Point mutations in the beta chain CDR3 can alter the T cell receptor recognition pattern on an MHC class I/peptide complex over a broad interface area.

To study how the T cell receptor interacts with its cognate ligand, the MHC/peptide complex, we used site directed mutagenesis to generate single point mutants that alter amino acids in the CDR3beta loop of a H-2Kb restricted TCR (N30.7) specific for an immunodominant peptide N52-N59 (VSV8) derived from the vesicular stomatitis virus nucleocapsid.
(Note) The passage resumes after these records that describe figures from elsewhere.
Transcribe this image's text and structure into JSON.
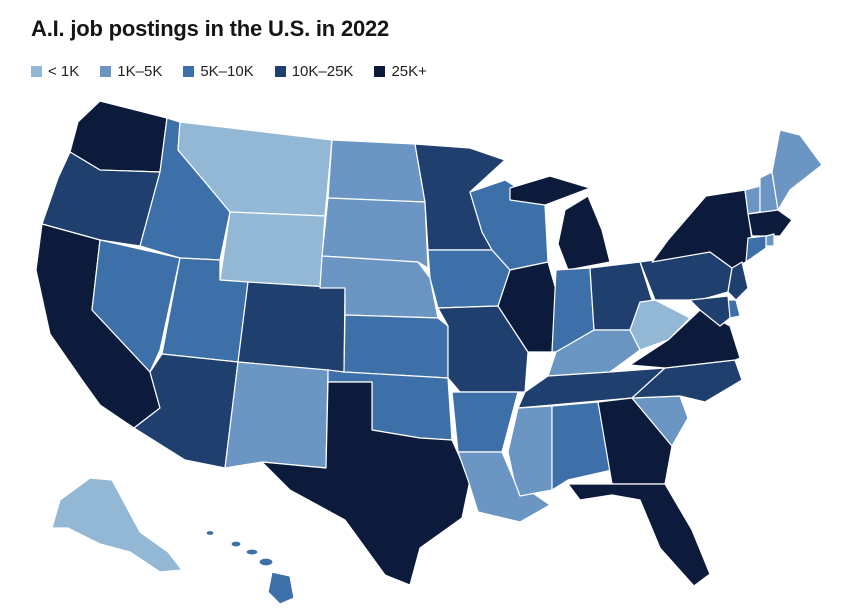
{
  "title": "A.I. job postings in the U.S. in 2022",
  "colors": {
    "lt1k": "#93b8d6",
    "1k_5k": "#6b95c2",
    "5k_10k": "#3d6fa8",
    "10k_25k": "#1f3f6e",
    "25k_plus": "#0c1b3c"
  },
  "legend": [
    {
      "label": "< 1K",
      "bin": "lt1k"
    },
    {
      "label": "1K–5K",
      "bin": "1k_5k"
    },
    {
      "label": "5K–10K",
      "bin": "5k_10k"
    },
    {
      "label": "10K–25K",
      "bin": "10k_25k"
    },
    {
      "label": "25K+",
      "bin": "25k_plus"
    }
  ],
  "states": {
    "WA": "25k_plus",
    "OR": "10k_25k",
    "CA": "25k_plus",
    "ID": "5k_10k",
    "NV": "5k_10k",
    "MT": "lt1k",
    "WY": "lt1k",
    "UT": "5k_10k",
    "AZ": "10k_25k",
    "CO": "10k_25k",
    "NM": "1k_5k",
    "ND": "1k_5k",
    "SD": "1k_5k",
    "NE": "1k_5k",
    "KS": "5k_10k",
    "OK": "5k_10k",
    "TX": "25k_plus",
    "MN": "10k_25k",
    "IA": "5k_10k",
    "MO": "10k_25k",
    "AR": "5k_10k",
    "LA": "1k_5k",
    "WI": "5k_10k",
    "IL": "25k_plus",
    "MI": "25k_plus",
    "IN": "5k_10k",
    "OH": "10k_25k",
    "KY": "1k_5k",
    "TN": "10k_25k",
    "MS": "1k_5k",
    "AL": "5k_10k",
    "GA": "25k_plus",
    "FL": "25k_plus",
    "SC": "1k_5k",
    "NC": "10k_25k",
    "VA": "25k_plus",
    "WV": "lt1k",
    "PA": "10k_25k",
    "NY": "25k_plus",
    "VT": "1k_5k",
    "NH": "1k_5k",
    "ME": "1k_5k",
    "MA": "25k_plus",
    "RI": "1k_5k",
    "CT": "5k_10k",
    "NJ": "10k_25k",
    "DE": "5k_10k",
    "MD": "10k_25k",
    "AK": "lt1k",
    "HI": "5k_10k"
  }
}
The effect of each mutation on antigen recognition was analyzed using wild type H-2Kb and VSV8 peptide, as well as H-2Kb and VSV8 variants carrying single replacements at residues known to be exposed to the TCR. These analyses revealed that point mutations at some positions in the CDR3beta loop abrogated recognition entirely, while mutations at other CDR3beta positions caused an altered pattern of antigen recognition over a broad area on the MHC/peptide surface. This area included the N-terminus of the peptide, as well as residues of the MHC alpha1 and alpha2 helices flanking this region. Assuming that the N30 TCR docks on the MHC/peptide with an orientation similar to that recently observed in two different TCR-MHC/peptide crystal structures, our findings would suggest that single amino acid alterations within CDR3beta can affect the interaction of the TCR with an MHC surface region distal from the predicted CDR3beta-Kb/VSV8 interface. Such unique recognition capabilities are generated with minimal alterations in the CDR3 loops of the TCR. These observations suggest the hypothesis that extensive changes in the recognition pattern due to small perturbations in the CDR3 structure appears to be a structural strategy for generating a highly diversified TCR repertoire with specificity for a wide variety of antigens.